We often need to shelter a bubble of new ways within an unchanged system of work.

The whole organisation doesn’t switch to new ways overnight. So as the adoption of product-oriented improvement spreads out from some starting point, it runs into the established project-oriented ways of working and managing.

There is a boundary problem where the “Product not Project” structure of standing teams and streams of work meets the project\business-case structure of programme/portfolio management and financial governance.

At that boundary, management needs to create white space to stop the two models clashing, and to mince up the money, turning big project gobs into steady team streams.

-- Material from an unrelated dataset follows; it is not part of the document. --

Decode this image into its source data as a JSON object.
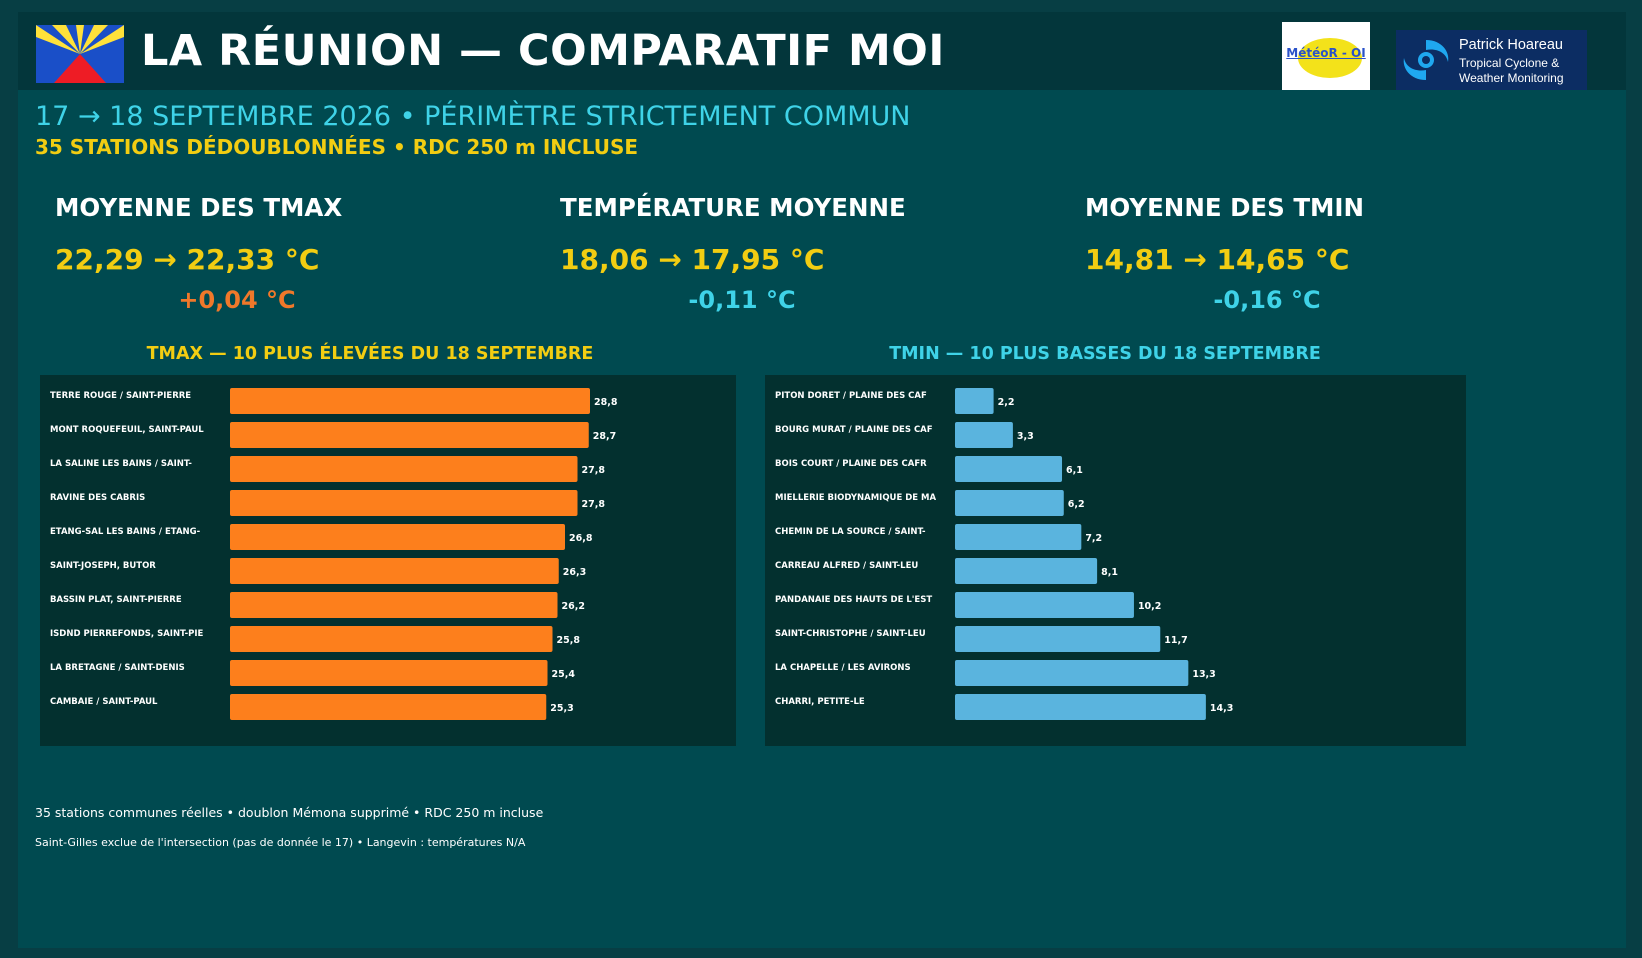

This boundary moves out ever wider in the organisation, as our changing behaviour pulls change from those around or ‘above’ us.

We need the support of managers at each of those levels to create the buffer zone and provide the conversion from one model to the other, or the old model will grind us to a halt.

There are four main interfaces across the white space, where we need to convert from one to the other:

  • Resources: money arrives in project-sized lumps and needs to be ground down into streams of funding for standing teams (p113).
  • Controls: governance needs to be got out of the way to allow work to flow, or to be complied with in new ways (p110)
  • Reporting: data is produced in new ways that often need to be translated to meet existing reporting requirements.
  • Outputs: value is produced incrementally but the organisation expects it in big packages.

In those interfaces, we will be translating, reformatting, repackaging, or some combination of those.

You will always have a boundary until society and government embraces agile thinking. In fact, you still will: at some sufficiently high level it is probably still a project.

One client of ours freed a team to pioneer working in Agile ways, so they published a list of existing controls and reports they were expected to deliver, and the corresponding ones they would be delivering instead to achieve the same outcomes. This caused some friction, but it also resulted in some governors working with them to come up with better proposals than the team’s own ones.